I've thought about this in the past, but what's to stop someone from generating a fake image, then using a authentic camera to take a picture of my fake image? According to the camera, the image is legitimate

comment by mishka · 2024-01-26T00:57:26.915Z · LW(p) · GW(p)

Altman says he isn’t sure what Ilya Sutskever’s exact employment status is. I feel like if I was CEO of OpenAI then I would know this.

This seems be the author of that Axios article editorializing. In reality, here is what seems to have been said:

https://twitter.com/tsarnick/status/1747807508981514716 - 24 seconds of Sam's talking (the summary is that Sam says he is hopeful that they'll find a way to keep working together (and, to my ear, he is sounding like he is really very emphatically hoping for success in this sense, but that he can't be sure of success in this sense yet, so they have still been discussing this situation as of last week))

(Via a discussion at https://manifold.markets/Ernie/what-will-ilya-sursever-be-doing-on)

comment by Mitchell_Porter · 2024-01-25T23:05:44.503Z · LW(p) · GW(p)

Meta is not actually open sourcing its AI models, it is only releasing the model weights.

There seem to be a variety of things that one can be "open" about, e.g. model weights, model architecture, model code; training data, training protocol, training code... 

Replies from: zac-hatfield-dodds
comment by Zac Hatfield-Dodds (zac-hatfield-dodds) · 2024-01-26T07:41:51.066Z · LW(p) · GW(p)

"X is open source" has a specific meaning for software, and Llama models are not open source [LW(p) · GW(p)] according to this important legal definition.

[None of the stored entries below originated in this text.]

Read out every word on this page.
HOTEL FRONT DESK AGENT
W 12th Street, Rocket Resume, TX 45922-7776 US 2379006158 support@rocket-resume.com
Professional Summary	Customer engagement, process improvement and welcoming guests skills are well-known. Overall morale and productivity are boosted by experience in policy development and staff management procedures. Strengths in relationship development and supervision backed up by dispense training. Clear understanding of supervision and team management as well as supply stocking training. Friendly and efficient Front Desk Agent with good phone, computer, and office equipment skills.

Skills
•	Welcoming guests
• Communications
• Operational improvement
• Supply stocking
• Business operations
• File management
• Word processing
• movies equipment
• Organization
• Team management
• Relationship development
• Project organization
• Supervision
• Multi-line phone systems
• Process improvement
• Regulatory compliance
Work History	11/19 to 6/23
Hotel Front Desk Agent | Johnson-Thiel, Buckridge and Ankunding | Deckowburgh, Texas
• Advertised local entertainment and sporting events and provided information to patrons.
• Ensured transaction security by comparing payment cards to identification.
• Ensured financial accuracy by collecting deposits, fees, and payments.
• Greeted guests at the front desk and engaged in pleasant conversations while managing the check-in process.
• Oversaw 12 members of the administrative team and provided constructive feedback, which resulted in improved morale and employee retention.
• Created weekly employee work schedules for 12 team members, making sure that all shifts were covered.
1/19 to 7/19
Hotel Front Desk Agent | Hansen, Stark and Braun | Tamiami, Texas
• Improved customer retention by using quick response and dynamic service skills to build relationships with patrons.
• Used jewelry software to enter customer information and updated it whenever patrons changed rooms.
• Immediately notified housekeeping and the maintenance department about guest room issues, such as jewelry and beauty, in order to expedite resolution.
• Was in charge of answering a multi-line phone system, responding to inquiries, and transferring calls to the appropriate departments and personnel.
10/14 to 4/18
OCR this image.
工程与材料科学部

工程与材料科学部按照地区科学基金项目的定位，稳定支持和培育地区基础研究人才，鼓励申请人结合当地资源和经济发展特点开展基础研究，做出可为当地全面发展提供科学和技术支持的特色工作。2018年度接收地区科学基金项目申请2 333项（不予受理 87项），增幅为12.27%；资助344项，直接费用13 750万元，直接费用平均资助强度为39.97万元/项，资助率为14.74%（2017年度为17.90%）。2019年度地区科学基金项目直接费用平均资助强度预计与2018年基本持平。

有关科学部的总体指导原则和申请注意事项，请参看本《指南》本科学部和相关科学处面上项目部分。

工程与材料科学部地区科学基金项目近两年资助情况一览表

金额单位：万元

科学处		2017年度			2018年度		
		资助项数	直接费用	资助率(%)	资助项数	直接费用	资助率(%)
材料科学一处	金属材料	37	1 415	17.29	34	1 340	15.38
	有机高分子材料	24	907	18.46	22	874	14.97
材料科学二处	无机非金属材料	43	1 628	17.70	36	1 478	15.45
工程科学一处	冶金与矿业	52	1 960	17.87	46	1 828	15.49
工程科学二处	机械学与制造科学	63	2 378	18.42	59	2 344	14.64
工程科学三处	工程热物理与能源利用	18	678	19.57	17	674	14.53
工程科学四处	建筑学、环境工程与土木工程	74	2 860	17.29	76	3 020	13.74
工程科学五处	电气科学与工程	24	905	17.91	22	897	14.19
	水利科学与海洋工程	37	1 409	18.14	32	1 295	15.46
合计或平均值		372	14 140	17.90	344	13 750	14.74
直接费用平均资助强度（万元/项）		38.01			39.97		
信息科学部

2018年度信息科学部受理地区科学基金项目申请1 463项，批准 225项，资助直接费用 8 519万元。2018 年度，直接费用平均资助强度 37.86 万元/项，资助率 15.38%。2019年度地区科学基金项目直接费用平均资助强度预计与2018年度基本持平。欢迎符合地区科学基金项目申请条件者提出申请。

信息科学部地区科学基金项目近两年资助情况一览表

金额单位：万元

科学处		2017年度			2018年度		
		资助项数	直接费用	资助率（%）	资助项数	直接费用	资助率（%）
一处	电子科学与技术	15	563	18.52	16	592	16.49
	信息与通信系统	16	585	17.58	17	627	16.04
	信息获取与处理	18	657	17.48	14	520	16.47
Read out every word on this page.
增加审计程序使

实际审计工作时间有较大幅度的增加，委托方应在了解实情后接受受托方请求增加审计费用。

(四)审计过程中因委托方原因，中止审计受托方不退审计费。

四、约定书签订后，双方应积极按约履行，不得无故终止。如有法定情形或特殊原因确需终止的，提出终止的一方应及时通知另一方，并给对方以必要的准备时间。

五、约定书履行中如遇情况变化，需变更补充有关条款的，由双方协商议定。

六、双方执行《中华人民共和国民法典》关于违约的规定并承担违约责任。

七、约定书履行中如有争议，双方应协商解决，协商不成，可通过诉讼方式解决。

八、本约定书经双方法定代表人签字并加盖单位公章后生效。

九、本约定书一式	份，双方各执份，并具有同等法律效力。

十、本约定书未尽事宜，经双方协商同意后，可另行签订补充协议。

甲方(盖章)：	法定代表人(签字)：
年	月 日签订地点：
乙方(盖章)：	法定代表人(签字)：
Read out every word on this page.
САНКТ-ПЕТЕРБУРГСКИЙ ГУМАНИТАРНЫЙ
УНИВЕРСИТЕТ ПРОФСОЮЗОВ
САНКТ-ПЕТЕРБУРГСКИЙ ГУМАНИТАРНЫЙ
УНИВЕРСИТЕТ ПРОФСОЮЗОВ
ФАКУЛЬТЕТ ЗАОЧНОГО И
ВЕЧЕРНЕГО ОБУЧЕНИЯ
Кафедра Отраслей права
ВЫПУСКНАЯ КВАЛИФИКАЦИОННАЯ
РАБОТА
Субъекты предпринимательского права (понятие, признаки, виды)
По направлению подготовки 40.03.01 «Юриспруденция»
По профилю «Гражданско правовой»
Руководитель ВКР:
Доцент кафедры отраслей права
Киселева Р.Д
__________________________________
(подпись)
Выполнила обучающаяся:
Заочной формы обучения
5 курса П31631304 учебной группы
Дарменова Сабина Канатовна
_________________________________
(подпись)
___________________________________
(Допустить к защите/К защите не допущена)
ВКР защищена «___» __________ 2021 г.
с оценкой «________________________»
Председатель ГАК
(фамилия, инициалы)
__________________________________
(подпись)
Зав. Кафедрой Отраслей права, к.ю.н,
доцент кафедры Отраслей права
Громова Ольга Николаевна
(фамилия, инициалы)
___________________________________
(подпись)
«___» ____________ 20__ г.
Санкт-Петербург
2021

Replies from: Mitchell_Porter
comment by Mitchell_Porter · 2024-01-28T07:18:03.691Z · LW(p) · GW(p)

My first interest here is conceptual: understanding better what "openness" even means for AI. (I see that the Open Source Initiative has been trying to figure out a definition for 7 months so far.) AI is not like ordinary software. E.g. thinking according to the classic distinction between code and data, one might consider model weights to be more like data than code. On the other hand, knowing the model architecture alone should be enough for the weights to be useful, since knowing the architecture means knowing the algorithm. 

So far the most useful paradigm I have, is to think of an AI as similar to an uploaded human mind. Then you can think about the difference between: having a digital brain with no memory or personality yet, having an uploaded adult individual, having a model of that individual's life history detailed enough to recreate the individual; and so on. This way, we can use our knowledge of brains and persons, to tell us the implications of different forms of AI "openness".